Beyond survival, charter students build a plan for living in space

By Jamar Younger

“Why not me?”

That’s the question 12-year-old Ruth Cox asked herself before gathering a team to compete in a STEM competition, the Honeywell Fiesta Bowl Aerospace Challenge.

“My oldest brother won the final competition and my other brother made it to the finals, so I always assumed that I would do this,” said Cox, a sixth-grade-student at Challenge Charter School in Glendale. So she called her close friends and fellow sixth graders, sisters Emily and Catherine Taylor, and Ada Stanley, and asked if they wanted to create a team: Team R.A.C.E, one letter for each of their names.

The girls spent six months researching gravity, various methods for growing plants, and other topics, as well as plenty of writing and model building. The goal: build a base on Mars moon Phobos where astronauts could survive in space and conduct experiments, but still live comfortably.

The team created a scale model of the base and a written report about an International Logistics Mission to colonize Phobos, a moon of Mars.

Their hard work and preparation yielded the ultimate prize: first place and a trip to space camp in June at the U.S. Space and Rocket Center in Huntsville, Ala.

A Plan Based on Living Rather than Surviving

The girls’ miniature base included a space for aeroponic and aquaponic greenhouses, labs, a gym, and living area where astronauts could sleep and cook.

The group not only emphasized safety, but also showed how the astronauts, who would most likely spend their life on the colony, would create lives in space.

“I think that was the difference between us and the other the teams. The other teams put an emphasis on safety and how they’re going to survive, and we did emphasize safety, but we also wanted to emphasize how they’re going to live,” Cox said.

As a result, the girls took special pride in the model’s design.

“I think the building part really helped us express the way we wanted it to be,” said Catherine Taylor. “The research, we definitely showed enthusiasm for, but with the model, we were like ‘look, this is us. This is what we want our astronauts to have and we definitely made our base homey’.”

The competition started with a semi-final round on Feb. 6 at ASU’s Polytechnic Campus, where Team R.A.C.E. impressed Honeywell Engineers enough to finish first among 300 other schools from across the state.
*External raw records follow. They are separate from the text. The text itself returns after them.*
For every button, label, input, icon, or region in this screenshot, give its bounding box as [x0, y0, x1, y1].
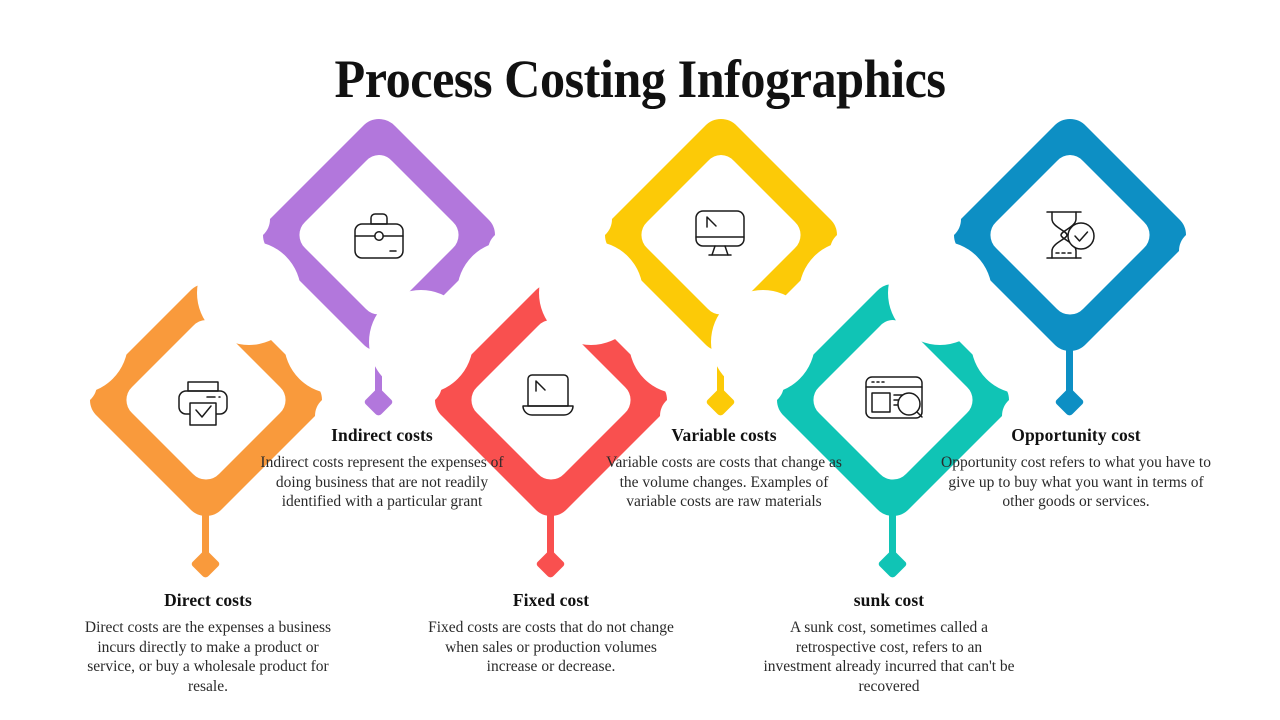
- infographic-canvas: Process Costing Infographics: [0, 0, 1280, 720]
- node-text-sunk-cost: sunk cost A sunk cost, sometimes called …: [760, 590, 1018, 697]
- briefcase-icon: [355, 214, 403, 258]
- node-graphic-opportunity-cost[interactable]: [888, 119, 1186, 415]
- hourglass-clock-icon: [1047, 212, 1094, 258]
- notch-left-opportunity-cost: [888, 241, 992, 345]
- monitor-cursor-icon: [696, 211, 744, 255]
- connector-stem-fixed-cost: [547, 470, 554, 565]
- connector-dot-sunk-cost: [879, 549, 907, 577]
- notch-right-indirect-costs: [457, 241, 561, 345]
- connector-stem-sunk-cost: [889, 470, 896, 565]
- printer-check-icon: [179, 382, 227, 425]
- node-text-variable-costs: Variable costs Variable costs are costs …: [598, 425, 850, 512]
- diamond-outer-indirect-costs: [263, 119, 495, 351]
- notch-left-variable-costs: [539, 241, 643, 345]
- node-heading-sunk-cost: sunk cost: [760, 590, 1018, 612]
- notch-left-fixed-cost: [369, 290, 473, 394]
- connector-dot-opportunity-cost: [1056, 387, 1084, 415]
- node-body-variable-costs: Variable costs are costs that change as …: [598, 453, 850, 512]
- diamond-outer-variable-costs: [605, 119, 837, 351]
- node-heading-fixed-cost: Fixed cost: [424, 590, 678, 612]
- page-title: Process Costing Infographics: [45, 50, 1235, 109]
- notch-right-sunk-cost: [971, 290, 1075, 394]
- node-heading-indirect-costs: Indirect costs: [256, 425, 508, 447]
- connector-dot-fixed-cost: [537, 549, 565, 577]
- node-text-indirect-costs: Indirect costs Indirect costs represent …: [256, 425, 508, 512]
- notch-right-fixed-cost: [629, 290, 733, 394]
- node-graphic-indirect-costs[interactable]: [197, 119, 561, 415]
- node-text-opportunity-cost: Opportunity cost Opportunity cost refers…: [932, 425, 1220, 512]
- notch-left-indirect-costs: [197, 241, 301, 345]
- connector-dot-variable-costs: [707, 387, 735, 415]
- diamond-inner-variable-costs: [641, 155, 800, 315]
- node-heading-direct-costs: Direct costs: [80, 590, 336, 612]
- notch-left-sunk-cost: [711, 290, 815, 394]
- node-text-direct-costs: Direct costs Direct costs are the expens…: [80, 590, 336, 697]
- connector-stem-direct-costs: [202, 470, 209, 565]
- diamond-inner-opportunity-cost: [990, 155, 1149, 315]
- node-graphic-variable-costs[interactable]: [539, 119, 903, 415]
- node-heading-opportunity-cost: Opportunity cost: [932, 425, 1220, 447]
- node-body-fixed-cost: Fixed costs are costs that do not change…: [424, 618, 678, 677]
- connector-stem-opportunity-cost: [1066, 305, 1073, 404]
- diamond-outer-opportunity-cost: [954, 119, 1186, 351]
- notch-right-variable-costs: [799, 241, 903, 345]
- notch-left-direct-costs: [24, 290, 128, 394]
- browser-search-icon: [866, 377, 922, 418]
- connector-stem-indirect-costs: [375, 305, 382, 404]
- node-body-direct-costs: Direct costs are the expenses a business…: [80, 618, 336, 697]
- laptop-cursor-icon: [523, 375, 573, 415]
- node-text-fixed-cost: Fixed cost Fixed costs are costs that do…: [424, 590, 678, 677]
- connector-stem-variable-costs: [717, 305, 724, 404]
- node-body-indirect-costs: Indirect costs represent the expenses of…: [256, 453, 508, 512]
- node-heading-variable-costs: Variable costs: [598, 425, 850, 447]
- connector-dot-indirect-costs: [365, 387, 393, 415]
- node-body-sunk-cost: A sunk cost, sometimes called a retrospe…: [760, 618, 1018, 697]
- diamond-inner-indirect-costs: [299, 155, 458, 315]
- connector-dot-direct-costs: [192, 549, 220, 577]
- node-body-opportunity-cost: Opportunity cost refers to what you have…: [932, 453, 1220, 512]
- notch-right-direct-costs: [284, 290, 388, 394]
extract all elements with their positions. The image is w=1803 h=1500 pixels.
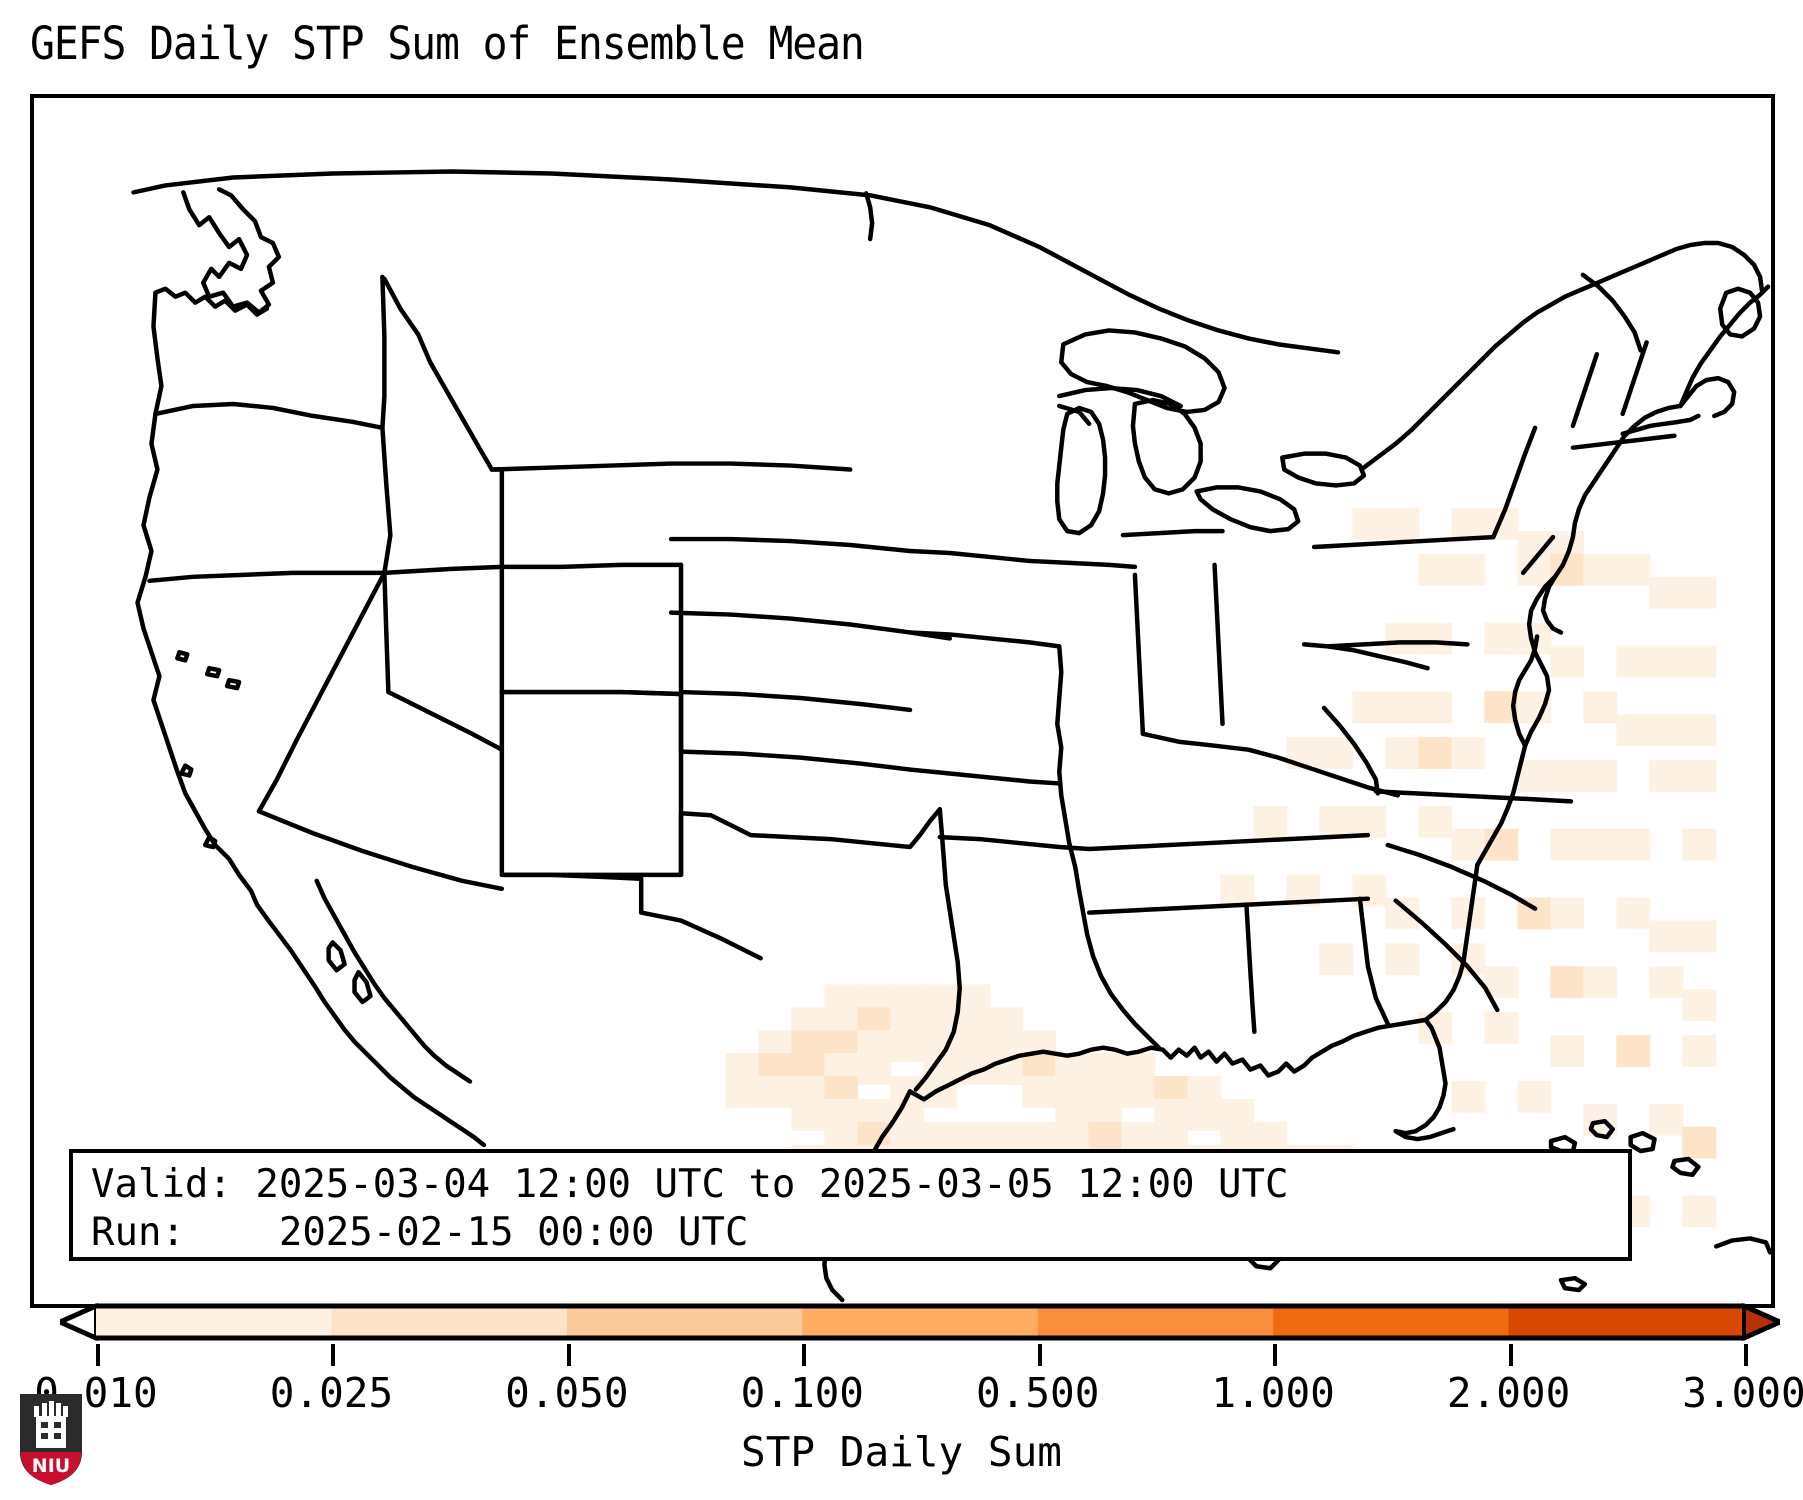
stp-cell (857, 1053, 891, 1085)
colorbar-tick-label-7: 3.000 (1682, 1370, 1803, 1416)
stp-cell (1649, 920, 1683, 952)
stp-cell (1649, 760, 1683, 792)
stp-cell (1484, 623, 1518, 655)
stp-cell (1187, 1099, 1221, 1131)
stp-cell (1418, 1012, 1452, 1044)
stp-cell (1583, 691, 1617, 723)
map-path (56, 1403, 61, 1417)
stp-cell (1385, 508, 1419, 540)
colorbar-segment-6 (1509, 1306, 1745, 1338)
stp-cell (1616, 714, 1650, 746)
stp-cell (1682, 1127, 1716, 1159)
map-path (36, 1416, 66, 1448)
stp-cell (1418, 554, 1452, 586)
stp-cell (1484, 1012, 1518, 1044)
map-path (41, 1433, 48, 1439)
stp-cell (890, 1030, 924, 1062)
stp-cell (1583, 966, 1617, 998)
colorbar-swatches (60, 1300, 1780, 1344)
colorbar-tick-mark-2 (567, 1344, 571, 1366)
stp-cell (1550, 829, 1584, 861)
stp-cell (1385, 943, 1419, 975)
page-title: GEFS Daily STP Sum of Ensemble Mean (30, 16, 864, 72)
stp-cell (1286, 875, 1320, 907)
map-canvas (34, 98, 1771, 1304)
stp-cell (1319, 737, 1353, 769)
stp-cell (1550, 646, 1584, 678)
colorbar-segment-4 (1038, 1306, 1274, 1338)
stp-cell (1649, 966, 1683, 998)
colorbar-tick-mark-7 (1744, 1344, 1748, 1366)
colorbar-axis-label: STP Daily Sum (0, 1428, 1803, 1476)
stp-cell (1418, 691, 1452, 723)
stp-cell (1352, 806, 1386, 838)
map-path (54, 1422, 61, 1428)
valid-time-line: Valid: 2025-03-04 12:00 UTC to 2025-03-0… (91, 1161, 1628, 1209)
stp-cell (1517, 554, 1551, 586)
niu-logo: NIU (16, 1390, 86, 1488)
stp-cell (1220, 875, 1254, 907)
stp-cell (1451, 1081, 1485, 1113)
stp-cell (791, 1099, 825, 1131)
stp-data-overlay (34, 98, 1771, 1304)
stp-cell (1682, 1195, 1716, 1227)
colorbar-tick-label-3: 0.100 (741, 1370, 864, 1416)
stp-cell (1682, 989, 1716, 1021)
stp-cell (1319, 943, 1353, 975)
stp-cell (725, 1076, 759, 1108)
stp-cell (1550, 898, 1584, 930)
colorbar-tick-mark-4 (1038, 1344, 1042, 1366)
niu-logo-text: NIU (32, 1455, 70, 1477)
stp-cell (1517, 691, 1551, 723)
map-path (41, 1422, 48, 1428)
stp-cell (1616, 646, 1650, 678)
stp-cell (1517, 623, 1551, 655)
stp-cell (1682, 760, 1716, 792)
colorbar-segment-3 (802, 1306, 1038, 1338)
stp-cell (1451, 508, 1485, 540)
stp-cell (1517, 1081, 1551, 1113)
stp-cell (1517, 760, 1551, 792)
stp-cell (1682, 1035, 1716, 1067)
stp-cell (1352, 508, 1386, 540)
stp-cell (1451, 554, 1485, 586)
stp-cell (956, 1053, 990, 1085)
stp-cell (758, 1076, 792, 1108)
stp-cell (1583, 554, 1617, 586)
stp-cell (1682, 920, 1716, 952)
run-time-line: Run: 2025-02-15 00:00 UTC (91, 1209, 1628, 1257)
colorbar-segment-2 (567, 1306, 803, 1338)
stp-cell (1385, 737, 1419, 769)
stp-cell (1616, 898, 1650, 930)
colorbar-tick-mark-1 (331, 1344, 335, 1366)
colorbar-tick-label-6: 2.000 (1447, 1370, 1570, 1416)
colorbar-tick-label-1: 0.025 (270, 1370, 393, 1416)
colorbar-tick-mark-5 (1273, 1344, 1277, 1366)
stp-cell (1616, 1035, 1650, 1067)
stp-cell (1682, 714, 1716, 746)
colorbar-tick-mark-6 (1509, 1344, 1513, 1366)
stp-cell (1649, 577, 1683, 609)
colorbar-segment-1 (331, 1306, 567, 1338)
stp-cell (1418, 737, 1452, 769)
colorbar-tick-labels: 0.0100.0250.0500.1000.5001.0002.0003.000 (0, 1370, 1803, 1420)
stp-cell (1517, 898, 1551, 930)
stp-cell (1451, 943, 1485, 975)
stp-cell (1682, 646, 1716, 678)
stp-cell (1550, 1035, 1584, 1067)
stp-cell (1253, 806, 1287, 838)
stp-cell (1484, 966, 1518, 998)
stp-cell (989, 1053, 1023, 1085)
stp-cell (1649, 646, 1683, 678)
colorbar-tick-label-5: 1.000 (1211, 1370, 1334, 1416)
stp-cell (923, 1076, 957, 1108)
stp-cell (1385, 898, 1419, 930)
colorbar-segment-0 (96, 1306, 332, 1338)
stp-cell (1682, 577, 1716, 609)
stp-cell (1550, 760, 1584, 792)
stp-cell (1352, 691, 1386, 723)
colorbar-tick-label-4: 0.500 (976, 1370, 1099, 1416)
map-path (34, 1406, 39, 1417)
stp-cell (1550, 966, 1584, 998)
stp-cell (1649, 1104, 1683, 1136)
map-path (42, 1403, 47, 1417)
stp-cell (1121, 1076, 1155, 1108)
stp-cell (1418, 806, 1452, 838)
stp-cell (1385, 623, 1419, 655)
stp-cell (1616, 554, 1650, 586)
colorbar-tick-mark-0 (96, 1344, 100, 1366)
stp-cell (1583, 760, 1617, 792)
stp-cell (1286, 737, 1320, 769)
colorbar-segment-5 (1273, 1306, 1509, 1338)
stp-cell (1484, 508, 1518, 540)
stp-cell (1451, 737, 1485, 769)
map-path (54, 1433, 61, 1439)
stp-cell (1451, 829, 1485, 861)
colorbar-tick-mark-3 (802, 1344, 806, 1366)
stp-cell (1682, 829, 1716, 861)
stp-cell (1352, 875, 1386, 907)
stp-cell (1484, 691, 1518, 723)
stp-cell (1022, 1076, 1056, 1108)
stp-cell (1385, 691, 1419, 723)
map-path (49, 1401, 54, 1417)
stp-cell (1616, 829, 1650, 861)
map-panel: Valid: 2025-03-04 12:00 UTC to 2025-03-0… (30, 94, 1775, 1308)
forecast-info-box: Valid: 2025-03-04 12:00 UTC to 2025-03-0… (69, 1149, 1632, 1261)
stp-cell (1649, 714, 1683, 746)
stp-cell (1418, 623, 1452, 655)
stp-cell (1550, 554, 1584, 586)
stp-cell (1451, 898, 1485, 930)
colorbar (60, 1300, 1780, 1344)
stp-cell (1319, 806, 1353, 838)
map-path (63, 1406, 68, 1417)
stp-cell (1583, 1104, 1617, 1136)
colorbar-tick-label-2: 0.050 (505, 1370, 628, 1416)
stp-cell (1484, 829, 1518, 861)
stp-cell (1583, 829, 1617, 861)
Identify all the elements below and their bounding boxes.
About three weeks later, the team had to deliver a 10-minute oral presentation, followed by a question-and-answer session with a panel of judges.

The girls balanced a seesaw of emotions, ranging from nervous and stressed, to shocked and surprised when they were announced as winners.

“I had tears in my eyes. We just kept hugging and high-fiving. Then my dad cried and that made want to cry,” Catherine Taylor said.

Her sister, Emily, experienced a different type of emotion.

“I don’t think I was surprised as much as shocked,” she said. “I finally realized what this was, like the whole big picture. The only thing I could remember was I couldn’t feel my legs.”

The team understood the significance of an all-female group winning one of the top STEM competitions in the country.

But they want people to focus more their accomplishment.

“I think we’re more interested in talking about science itself and the background behind it than having an all-girls team,” Catherine Taylor said.